If you’re planning to use the money as a home down payment in the next 12 months….

If you plan to use the money in the foreseeable future, but don’t have a firm date for when you’d like to use it, then you’ll want to put this cash in a high-yield savings account. This way, your chunk of money earns as much interest as it possibly can over time. And while current interest rates on high-yield savings accounts aren’t terribly exciting, at minimum, your chunk of money will earn as much interest as it can over time, but you’ll still have quick access to it.

I recommend high-yield savings for goals like homeownership or a new car over a short term CD or money market account because these tie up your money for a certain amount of time…like a year or more. When shopping for the largest and most expensive purchases of a lifetime, (e.g. house and car), you never know when the perfect home will pop up on the market. You want to be ready when it does, so it’s important to keep your money easily accessible.

If you’re planning to use the money for a trip this fall or a new back-to-school wardrobe for you (or your kids)…

If you’ve got big plans in the near-term for your summer hustle money, it’s best to keep it in your checking account, or the savings account tied to your checking account. Putting it somewhere new (like in an investment or high-yield savings account) doesn’t really have any benefit or purpose.

However, if you’re the type (like me) who can’t resist touching all your hard-earned cash, I suggest trying a savings app like Mint to help keep track of your budget and day-to-day spending. 

These savings apps also sync with your checking account to sneak little bits of money away on your behalf. For example, if you spend $3.01 on your morning latte, you could set the app to sneak that .99 cents round up away into your app savings.

This way, you can continue saving with ease, but won’t be tempted to dip into the funds when something strikes your fancy.

If you’re planning to save the money to beef up your emergency fund….

There’s a lot of content online about whether you should keep your emergency fund money in a savings account or a non-retirement investing account. I’m in the second camp and here’s why: interest rates are abysmal. (Imagine clapping hand emojis in between all those words…that’s how strongly I feel about it.) Statistically, you’ll earn way more money in the stock market (the stock market has an average rate of return of 10%.) Again, this is an average and performance isn’t guaranteed. Each year is different.

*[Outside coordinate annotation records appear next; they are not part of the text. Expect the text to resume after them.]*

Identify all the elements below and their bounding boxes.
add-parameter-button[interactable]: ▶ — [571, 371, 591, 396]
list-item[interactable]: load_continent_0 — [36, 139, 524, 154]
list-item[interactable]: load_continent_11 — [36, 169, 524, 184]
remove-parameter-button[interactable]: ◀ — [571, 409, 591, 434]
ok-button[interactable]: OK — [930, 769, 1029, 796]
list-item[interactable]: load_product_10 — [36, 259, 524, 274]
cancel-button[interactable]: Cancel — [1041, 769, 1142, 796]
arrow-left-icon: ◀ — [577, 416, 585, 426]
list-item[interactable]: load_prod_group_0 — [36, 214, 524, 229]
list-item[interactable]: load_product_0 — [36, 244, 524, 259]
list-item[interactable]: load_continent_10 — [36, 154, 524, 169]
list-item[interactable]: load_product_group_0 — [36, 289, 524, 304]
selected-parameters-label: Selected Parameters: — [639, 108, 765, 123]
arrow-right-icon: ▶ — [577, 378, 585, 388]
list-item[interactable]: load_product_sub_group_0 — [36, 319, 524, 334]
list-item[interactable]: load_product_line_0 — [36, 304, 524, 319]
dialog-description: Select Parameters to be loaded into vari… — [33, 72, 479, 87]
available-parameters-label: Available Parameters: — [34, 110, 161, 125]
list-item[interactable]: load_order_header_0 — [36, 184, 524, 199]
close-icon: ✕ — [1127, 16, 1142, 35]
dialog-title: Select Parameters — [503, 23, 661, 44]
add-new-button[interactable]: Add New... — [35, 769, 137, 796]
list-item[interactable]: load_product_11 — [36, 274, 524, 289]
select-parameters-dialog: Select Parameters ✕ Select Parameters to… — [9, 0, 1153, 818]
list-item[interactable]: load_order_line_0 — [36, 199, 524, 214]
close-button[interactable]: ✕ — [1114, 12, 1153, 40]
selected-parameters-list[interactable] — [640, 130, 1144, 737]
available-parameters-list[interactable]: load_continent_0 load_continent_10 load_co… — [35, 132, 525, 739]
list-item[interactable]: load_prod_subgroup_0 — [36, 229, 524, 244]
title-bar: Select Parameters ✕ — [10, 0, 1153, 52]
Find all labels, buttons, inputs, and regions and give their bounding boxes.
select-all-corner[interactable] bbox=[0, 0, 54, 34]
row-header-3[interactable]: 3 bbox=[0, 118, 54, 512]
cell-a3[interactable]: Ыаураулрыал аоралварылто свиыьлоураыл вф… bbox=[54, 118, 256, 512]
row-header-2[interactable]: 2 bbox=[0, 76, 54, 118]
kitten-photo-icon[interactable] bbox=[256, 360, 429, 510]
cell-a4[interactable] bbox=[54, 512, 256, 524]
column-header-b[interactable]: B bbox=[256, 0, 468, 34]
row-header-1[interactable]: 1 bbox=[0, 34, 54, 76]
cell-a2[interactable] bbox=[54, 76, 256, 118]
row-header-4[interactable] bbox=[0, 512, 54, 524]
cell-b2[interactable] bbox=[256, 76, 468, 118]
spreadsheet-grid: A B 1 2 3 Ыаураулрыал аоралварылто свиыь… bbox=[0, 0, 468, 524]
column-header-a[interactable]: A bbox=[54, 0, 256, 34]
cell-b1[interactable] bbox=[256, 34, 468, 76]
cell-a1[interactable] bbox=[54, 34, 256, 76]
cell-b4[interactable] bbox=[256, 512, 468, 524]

But imagine, for example, things go well and you earn an average return of 7% between now and next summer on your $5,000 nest egg. By not adding anything else to the account, you could have an extra $350 in your bank account by the time next summer hustle season rolls around. 

If you don’t touch the money and truly hold onto it for an emergency, you could have $5,724.00 in your account the summer after next, if you assume the same average rate of return. At most, a high yield savings account with an interest rate of 2.2% would only net you an additional $222 by summer after next

For money that you’re planning to just sit on, I think investing to try and maximize the amount is the way to go. 

A final note to consider

There’s something important to consider when deciding if investing your emergency fund is right for you: risk. There’s always the risk the market could dip and you lose some of your money. Leave it in there long enough and the market should recover, but if an unexpected expense pops up you could end up with less cash for your emergency.

Ultimately, it’s a personal decision and you have to decide for yourself how much risk tolerance you have and how much money you can stomach to lose. No risk, no reward. 

Summer is the best time to side hustle – the days are longer, most people have more free time, and the pace of things just slows down a little so you can focus on something outside of work and you day-to-day life. Put your money in a place that works as hard as you did this season, and set yourself up for long-term financial success.